Address
- 841 West End Court Vernon Hills, Illinois, 60061 United States

District information
- Grades: PreK-8
- Superintendent: Dr. Pete Hannigan

Other information
- Website: Official website

= Hawthorn Community Consolidated School District 73 =

School district in Illinois, United States

Hawthorn Community Consolidated School District 73 is a public school district located in Vernon Hills, Illinois, approximately 35 miles northwest of Chicago. It has approximately 3,937 students as of 2020 in grades Pre-Kindergarten through 8th grade in six schools spread across two campuses, the North Campus and the T.G. Oakson Campus.

== Schools at North Campus==
- Hawthorn Elementary School North, opened in 1978
- Hawthorn Townline Elementary School, opened in 2005
- John Powers Center for the Hearing Impaired, part of the Special Education District of Lake County
- Hawthorn Middle School North - Opened in 1975, it originally housed Grades 6–8. From 1999 to 2005, it was known as Hawthorn Middle School and educated grades 5–6. Before that, it was known as Hawthorn Junior High School and housed grades 7–8, with 6th graders attending Half Day Middle School in unincorporated Prairie View.

== Schools at Oakson Campus==
Oakson Campus refers to the schools on the south site of Route 60.

- Hawthorn Aspen Elementary School, opened in 1999
- Hawthorn Elementary School South, opened in 1938
- Hawthorn Middle School South - Opened in 1999 as the new Hawthorn Junior High School, housing all 7th and 8th grade students in the district. In 2005, the school became known as Hawthorn Middle School South and opened its doors to 6th, 7th, and 8th grade students living South of IL Rt. 60.
- Hawthorn School for Young Learners, opened in 2020

== History ==
As of 2011, Hawthorn Aspen Elementary School and Hawthorn Townline Elementary School offer a dual-language program in only Spanish. They are optional schools within the district. Children who do not attend these will not receive language learning until 7th grade.
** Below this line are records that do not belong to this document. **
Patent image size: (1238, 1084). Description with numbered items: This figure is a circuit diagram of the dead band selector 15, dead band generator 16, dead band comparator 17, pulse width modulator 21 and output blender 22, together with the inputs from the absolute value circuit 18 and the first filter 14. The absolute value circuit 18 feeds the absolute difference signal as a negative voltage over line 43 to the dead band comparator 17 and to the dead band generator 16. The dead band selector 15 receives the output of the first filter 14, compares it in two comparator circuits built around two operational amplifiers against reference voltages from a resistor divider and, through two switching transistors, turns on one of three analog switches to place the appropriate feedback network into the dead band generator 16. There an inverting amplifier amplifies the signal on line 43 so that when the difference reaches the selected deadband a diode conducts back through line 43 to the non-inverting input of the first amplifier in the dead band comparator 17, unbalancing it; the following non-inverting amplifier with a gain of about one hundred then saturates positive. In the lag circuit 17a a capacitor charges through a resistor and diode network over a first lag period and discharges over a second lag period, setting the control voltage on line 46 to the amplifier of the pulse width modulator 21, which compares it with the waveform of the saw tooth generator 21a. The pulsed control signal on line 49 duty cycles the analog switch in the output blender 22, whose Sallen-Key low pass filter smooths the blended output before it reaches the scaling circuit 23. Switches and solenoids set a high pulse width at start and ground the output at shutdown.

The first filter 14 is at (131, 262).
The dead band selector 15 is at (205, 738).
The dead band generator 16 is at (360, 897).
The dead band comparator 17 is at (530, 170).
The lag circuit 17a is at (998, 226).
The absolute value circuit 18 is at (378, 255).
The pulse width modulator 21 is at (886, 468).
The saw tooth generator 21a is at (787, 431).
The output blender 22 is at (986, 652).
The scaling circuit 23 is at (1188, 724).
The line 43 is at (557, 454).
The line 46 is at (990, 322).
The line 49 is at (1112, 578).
Children who attend these schools will be given an advanced Spanish course in 6th grade instead of a Writing course. By about 2012, while formerly a single classroom in each building, the dual language program since became its own cohesive building called the School of Dual Language, housed at Townline Elementary, which provides at least 50% of instruction in Spanish.
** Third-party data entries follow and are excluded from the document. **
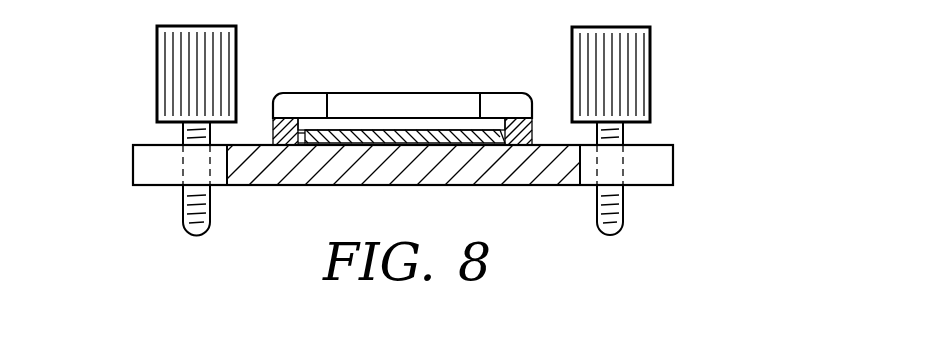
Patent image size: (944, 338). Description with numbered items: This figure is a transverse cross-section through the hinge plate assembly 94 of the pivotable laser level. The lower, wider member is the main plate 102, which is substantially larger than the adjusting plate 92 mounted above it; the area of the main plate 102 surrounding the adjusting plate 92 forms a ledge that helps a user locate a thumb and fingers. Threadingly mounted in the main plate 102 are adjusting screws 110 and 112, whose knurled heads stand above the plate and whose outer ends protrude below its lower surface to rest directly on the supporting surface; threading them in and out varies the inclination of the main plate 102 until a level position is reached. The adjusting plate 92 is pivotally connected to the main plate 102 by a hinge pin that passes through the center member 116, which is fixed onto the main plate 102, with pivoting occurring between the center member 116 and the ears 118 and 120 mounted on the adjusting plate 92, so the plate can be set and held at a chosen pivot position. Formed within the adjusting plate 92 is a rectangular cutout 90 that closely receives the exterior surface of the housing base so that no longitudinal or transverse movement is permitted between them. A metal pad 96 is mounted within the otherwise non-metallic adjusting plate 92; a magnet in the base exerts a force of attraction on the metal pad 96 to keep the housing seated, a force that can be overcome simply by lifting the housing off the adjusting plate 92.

The hinge plate assembly 94 is at (676, 160).
The main plate 102 is at (248, 178).
The adjusting screw 112 is at (176, 62).
The adjusting screw 110 is at (632, 68).
The center member 116 is at (395, 100).
The ear 120 is at (303, 105).
The ear 118 is at (505, 102).
The adjusting plate 92 is at (528, 132).
The metal pad 96 is at (338, 130).
The cutout 90 is at (500, 122).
In 2012, the district piloted full-day kindergarten in two of its elementary schools, which previously had separate half-day morning and afternoon kindergarten classes. The district permanently began full-time kindergarten districtwide in the 2015-16 school year, along with other restructuring such as the elimination of the choice school system (except for the School of Dual Language).

In 2017, the district began working to expand the dual language program into middle schools, and the program is now located at the School of Dual Language for students in grades K-5, and at both Middle School North and Middle School South for students in grades 6-8.

In August 2020, the Hawthorn School for Young Learners opened, a new kindergarten building, taking students from all elementary schools except the School of Dual Language, and opened its doors to in-person students in January 2021.

After discussions beginning in April 2020, school hours for kindergarten and above were extended starting in the 2023-24 school year to 7 hours per day, from the previous 6 hours 15 minutes for elementary schoolers and 6 hours 30 minutes for middle schoolers.